By default, the reachability checks are only executed if the host resolves to a
non-internal IP address. An internal IP address is defined as any of:
[private](https://pkg.go.dev/net#IP.IsPrivate),
[loopback](https://pkg.go.dev/net#IP.IsLoopback), [link-local
unicast](https://pkg.go.dev/net#IP.IsLinkLocalUnicast), [link-local
multicast](https://pkg.go.dev/net#IP.IsLinkLocalMulticast), [interface-local
multicast](https://pkg.go.dev/net#IP.IsInterfaceLocalMulticast), or
[unspecified](https://pkg.go.dev/net#IP.IsUnspecified).
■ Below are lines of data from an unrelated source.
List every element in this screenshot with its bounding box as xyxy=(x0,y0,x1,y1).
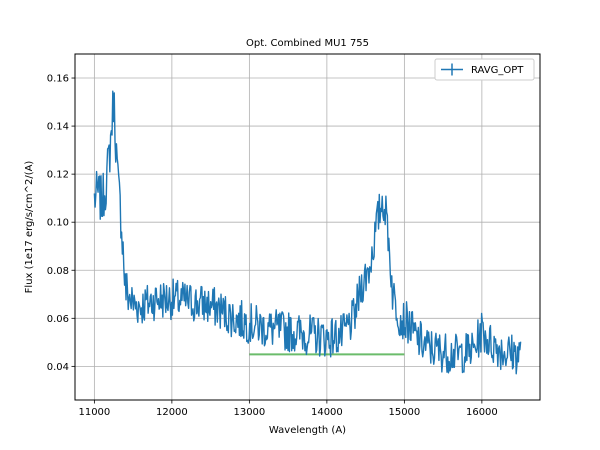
series-group xyxy=(93,90,522,375)
series-line-ravg-opt xyxy=(93,90,522,375)
y-tick-label: 0.06 xyxy=(47,314,69,325)
y-tick-label: 0.14 xyxy=(47,122,69,133)
plot-frame xyxy=(74,53,541,401)
x-tick-label: 13000 xyxy=(233,407,265,418)
legend-entry-ravg-opt: RAVG_OPT xyxy=(471,65,524,76)
x-tick-label: 14000 xyxy=(311,407,343,418)
y-axis-ticks: 0.04 0.06 0.08 0.10 0.12 0.14 0.16 xyxy=(47,74,75,373)
grid xyxy=(75,54,540,400)
x-axis-label: Wavelength (A) xyxy=(269,425,346,436)
legend-box xyxy=(434,58,535,81)
x-tick-label: 12000 xyxy=(156,407,188,418)
y-tick-label: 0.08 xyxy=(47,266,69,277)
y-tick-label: 0.16 xyxy=(47,74,69,85)
y-tick-label: 0.10 xyxy=(47,218,69,229)
x-tick-label: 11000 xyxy=(78,407,110,418)
y-tick-label: 0.04 xyxy=(47,362,69,373)
y-axis-label: Flux (1e17 erg/s/cm^2/(A) xyxy=(24,161,35,294)
x-axis-ticks: 11000 12000 13000 14000 15000 16000 xyxy=(78,400,498,418)
x-tick-label: 16000 xyxy=(466,407,498,418)
chart-title: Opt. Combined MU1 755 xyxy=(246,38,369,49)
legend: RAVG_OPT xyxy=(434,58,535,81)
y-tick-label: 0.12 xyxy=(47,170,69,181)
x-tick-label: 15000 xyxy=(388,407,420,418)
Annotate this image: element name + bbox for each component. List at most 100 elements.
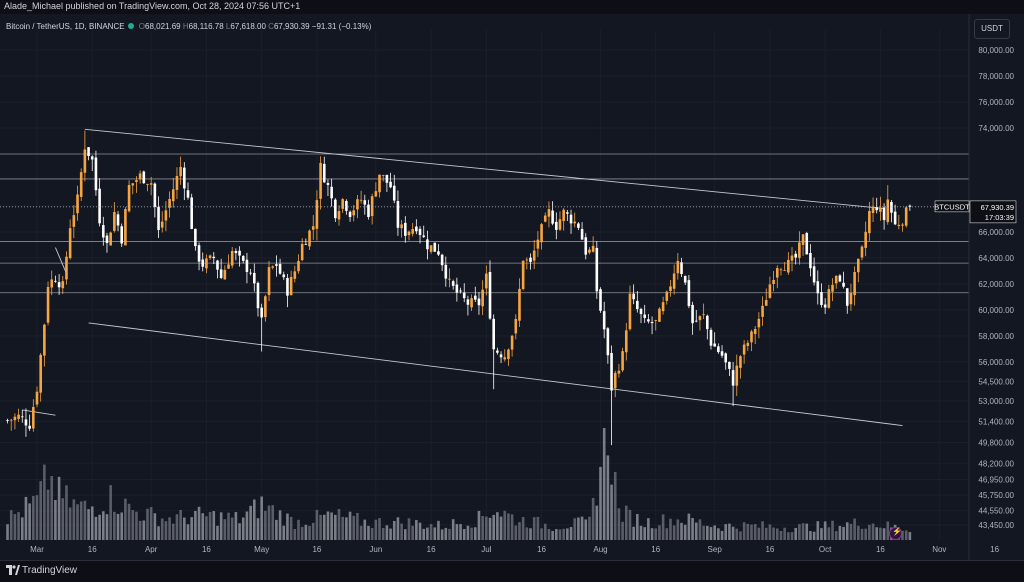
volume-bar	[672, 525, 676, 540]
candle-body	[194, 228, 197, 247]
candle-body	[558, 219, 562, 230]
candle-body	[293, 271, 297, 279]
volume-bar	[330, 512, 333, 540]
volume-bar	[267, 505, 271, 540]
candle-body	[838, 275, 842, 282]
volume-bar	[341, 516, 344, 540]
candle-body	[135, 180, 138, 183]
candle-body	[728, 361, 731, 369]
y-tick-label: 45,750.00	[978, 491, 1014, 500]
trendline	[88, 322, 903, 427]
volume-bar	[282, 525, 286, 540]
volume-bar	[728, 523, 731, 540]
symbol-name[interactable]: Bitcoin / TetherUS, 1D, BINANCE	[6, 22, 125, 31]
volume-bar	[488, 517, 492, 540]
volume-bar	[496, 512, 499, 540]
candle-body	[676, 260, 680, 274]
volume-bar	[337, 509, 341, 540]
volume-bar	[521, 517, 525, 540]
candle-body	[812, 266, 816, 283]
volume-bar	[713, 525, 716, 540]
y-tick-label: 78,000.00	[978, 72, 1014, 81]
candle-body	[374, 191, 378, 197]
volume-bar	[687, 513, 691, 540]
volume-bar	[694, 522, 698, 540]
volume-bars	[6, 428, 912, 540]
candle-body	[39, 354, 42, 393]
volume-bar	[577, 517, 580, 540]
volume-bar	[131, 510, 135, 540]
x-tick-label: Mar	[30, 545, 44, 554]
price-chart[interactable]: 72,000.0070,080.0065,260.0063,600.0061,3…	[0, 0, 1024, 560]
candle-body	[234, 251, 238, 254]
volume-bar	[20, 517, 24, 540]
candle-body	[359, 199, 363, 201]
volume-bar	[757, 527, 761, 540]
candle-body	[562, 209, 565, 222]
volume-bar	[621, 521, 624, 540]
volume-bar	[473, 527, 477, 540]
volume-bar	[746, 523, 750, 540]
x-tick-label: 16	[765, 545, 774, 554]
candle-body	[521, 260, 525, 289]
lightning-event-icon[interactable]	[889, 527, 902, 540]
candle-body	[260, 307, 263, 318]
volume-bar	[787, 532, 790, 540]
candle-body	[864, 231, 867, 248]
volume-bar	[79, 501, 83, 540]
candle-body	[720, 351, 724, 356]
volume-bar	[518, 522, 521, 540]
volume-bar	[595, 505, 599, 540]
volume-bar	[628, 509, 632, 540]
volume-bar	[739, 531, 742, 540]
volume-bar	[363, 519, 367, 540]
volume-bar	[308, 525, 311, 540]
candle-body	[201, 259, 205, 267]
candle-body	[142, 171, 146, 184]
volume-bar	[613, 471, 617, 540]
candle-body	[617, 370, 621, 374]
candle-body	[584, 237, 588, 255]
candle-body	[805, 233, 809, 255]
candle-body	[735, 365, 739, 386]
candle-body	[790, 255, 794, 261]
volume-bar	[194, 510, 197, 540]
symbol-legend[interactable]: Bitcoin / TetherUS, 1D, BINANCE O68,021.…	[6, 22, 371, 31]
candle-body	[485, 273, 488, 289]
y-tick-label: 80,000.00	[978, 46, 1014, 55]
candle-body	[168, 198, 171, 208]
volume-bar	[249, 505, 252, 540]
countdown-tag: 17:03:39	[985, 213, 1014, 222]
volume-bar	[514, 525, 518, 540]
candle-body	[580, 229, 584, 240]
candle-body	[669, 286, 672, 292]
volume-bar	[838, 525, 842, 540]
volume-bar	[171, 523, 175, 540]
currency-button[interactable]: USDT	[974, 19, 1010, 39]
candle-body	[842, 282, 845, 287]
candle-body	[801, 234, 805, 245]
x-tick-label: 16	[312, 545, 321, 554]
volume-bar	[761, 521, 764, 540]
volume-bar	[404, 529, 407, 540]
volume-bar	[540, 528, 543, 540]
candle-body	[267, 267, 271, 295]
volume-bar	[46, 489, 50, 540]
volume-bar	[378, 518, 381, 540]
candle-body	[24, 419, 28, 426]
volume-bar	[113, 511, 116, 540]
volume-bar	[849, 523, 853, 540]
footer-brand: TradingView	[22, 565, 78, 576]
volume-bar	[101, 511, 105, 540]
candle-body	[525, 259, 529, 261]
volume-bar	[418, 522, 422, 540]
volume-bar	[683, 524, 687, 540]
candle-body	[418, 228, 422, 235]
volume-bar	[57, 476, 61, 540]
volume-bar	[798, 524, 801, 540]
candle-body	[241, 256, 245, 261]
volume-bar	[175, 514, 179, 540]
candle-body	[499, 354, 503, 358]
candle-body	[746, 342, 750, 346]
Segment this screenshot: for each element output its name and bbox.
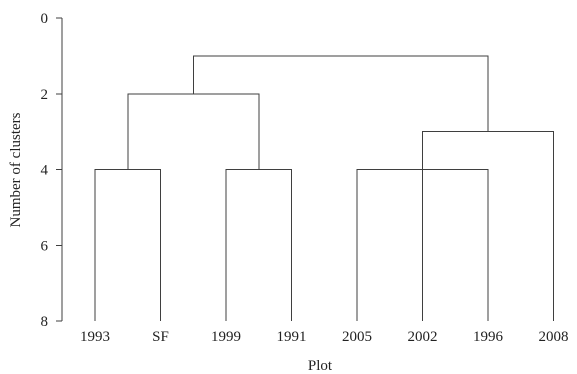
dendrogram-link — [127, 93, 260, 170]
y-tick-label: 4 — [41, 163, 49, 179]
y-tick-label: 8 — [41, 314, 49, 330]
y-tick-label: 2 — [41, 87, 49, 103]
x-tick-label: 1991 — [277, 329, 307, 345]
dendrogram-link — [192, 55, 489, 132]
x-axis-title: Plot — [308, 358, 333, 374]
x-tick-label: 1996 — [473, 329, 504, 345]
y-tick-label: 0 — [41, 11, 49, 27]
dendrogram-links — [94, 55, 554, 321]
x-tick-label: 1999 — [211, 329, 241, 345]
x-tick-label: 2005 — [342, 329, 372, 345]
dendrogram-link — [94, 169, 161, 321]
y-axis-title: Number of clusters — [8, 112, 24, 227]
labels-group: 1993 SF 1999 1991 2005 2002 1996 2008 — [80, 329, 569, 345]
dendrogram-link — [225, 169, 292, 321]
x-tick-label: 1993 — [80, 329, 110, 345]
x-tick-label: 2002 — [408, 329, 438, 345]
x-tick-label: SF — [152, 329, 169, 345]
x-tick-label: 2008 — [539, 329, 569, 345]
y-tick-label: 6 — [41, 238, 49, 254]
axis-group: 0 2 4 6 8 — [41, 11, 63, 330]
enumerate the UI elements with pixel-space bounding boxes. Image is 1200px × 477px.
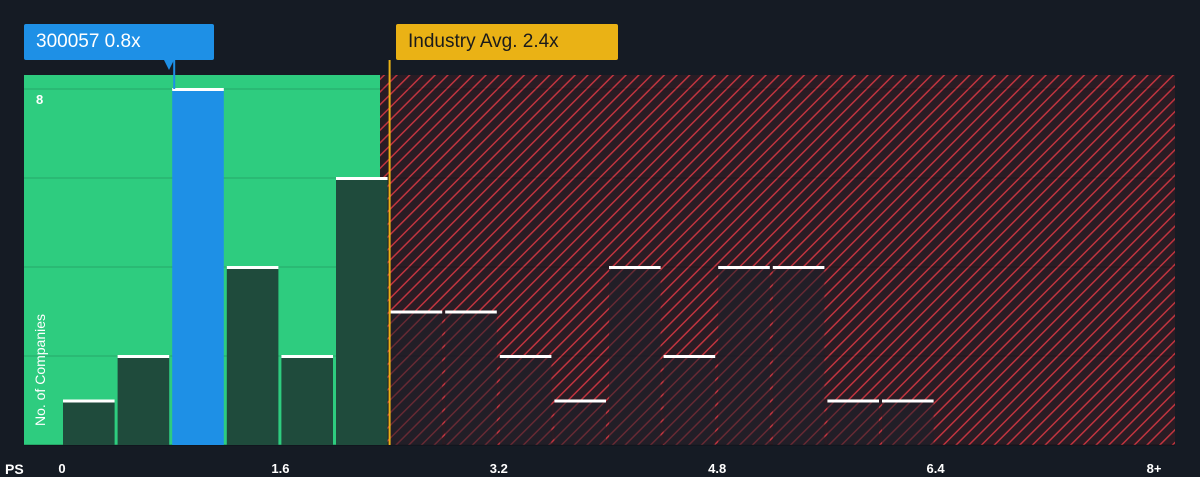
industry-average-tag: Industry Avg. 2.4x — [396, 24, 618, 60]
bar-top-cap — [63, 399, 115, 403]
x-tick-label: 3.2 — [489, 461, 508, 476]
histogram-bar — [445, 311, 497, 445]
histogram-bar — [772, 267, 825, 445]
bar-top-cap — [663, 355, 716, 358]
bar-top-cap — [554, 399, 606, 403]
histogram-bar — [390, 311, 443, 445]
histogram-bar — [336, 178, 388, 445]
bar-top-cap — [609, 266, 661, 269]
bar-top-cap — [445, 310, 497, 314]
bar-top-cap — [882, 399, 934, 403]
x-tick-label: 4.8 — [708, 461, 727, 476]
histogram-bar — [63, 400, 115, 445]
bar-top-cap — [772, 266, 825, 269]
histogram-bar — [281, 356, 333, 445]
histogram-bar — [718, 267, 770, 445]
histogram-bar — [226, 267, 279, 445]
x-tick-label: 6.4 — [926, 461, 945, 476]
bar-top-cap — [827, 399, 879, 403]
x-tick-label: 8+ — [1146, 461, 1162, 476]
company-ps-tag: 300057 0.8x — [24, 24, 214, 70]
histogram-bar — [172, 89, 224, 445]
x-tick-label: 0 — [58, 461, 66, 476]
histogram-bar — [663, 356, 716, 445]
histogram-bar — [117, 356, 170, 445]
bar-top-cap — [390, 310, 443, 314]
bar-top-cap — [718, 266, 770, 269]
y-axis-label: No. of Companies — [32, 313, 48, 427]
histogram-bar — [609, 267, 661, 445]
histogram-bar — [882, 400, 934, 445]
bar-top-cap — [172, 88, 224, 91]
x-tick-label: 1.6 — [271, 461, 290, 476]
bar-top-cap — [336, 177, 388, 180]
y-tick-label: 8 — [36, 92, 44, 107]
bar-top-cap — [499, 355, 552, 358]
histogram-bar — [827, 400, 879, 445]
histogram-bar — [499, 356, 552, 445]
x-axis-label: PS — [5, 461, 24, 477]
bar-top-cap — [226, 266, 279, 269]
bar-top-cap — [117, 355, 170, 358]
histogram-bar — [554, 400, 606, 445]
bar-top-cap — [281, 355, 333, 358]
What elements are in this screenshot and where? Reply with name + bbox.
This is one layer of protection against [Server Side Request
Forgery](https://cheatsheetseries.owasp.org/cheatsheets/Server_Side_Request_Forgery_Prevention_Cheat_Sheet.html#application-layer_1)
(SSRF) requests.

To allow internal HTTP checks, call `verifier.AllowHTTPCheckInternal()`:

```go
urlToCheck := "http://localhost:3000"

verifier := NewVerifier()
verifier.EnableHTTPCheck()
// Danger: Makes SSRF easier!
verifier.AllowHTTPCheckInternal()
ret, err := verifier.Verify(urlToCheck)
...
```

## Skip HTTPS certificate verification

By default, the library will verify the HTTPS certificate of the URL. To skip the verification, call `verifier.SkipHTTPSCertificateVerification()`:

```go
urlToCheck := "https://example.com"

verifier := NewVerifier()
verifier.EnableHTTPCheck()
// Danger: Makes SSRF easier!
verifier.AllowSkipCertVerification()
ret, err := verifier.Verify(urlToCheck)
...
```

## Credits

This library is heavily inspired by
[`email-verifier`](https://github.com/AfterShip/email-verifier).

## License

This package is licensed under the MIT License.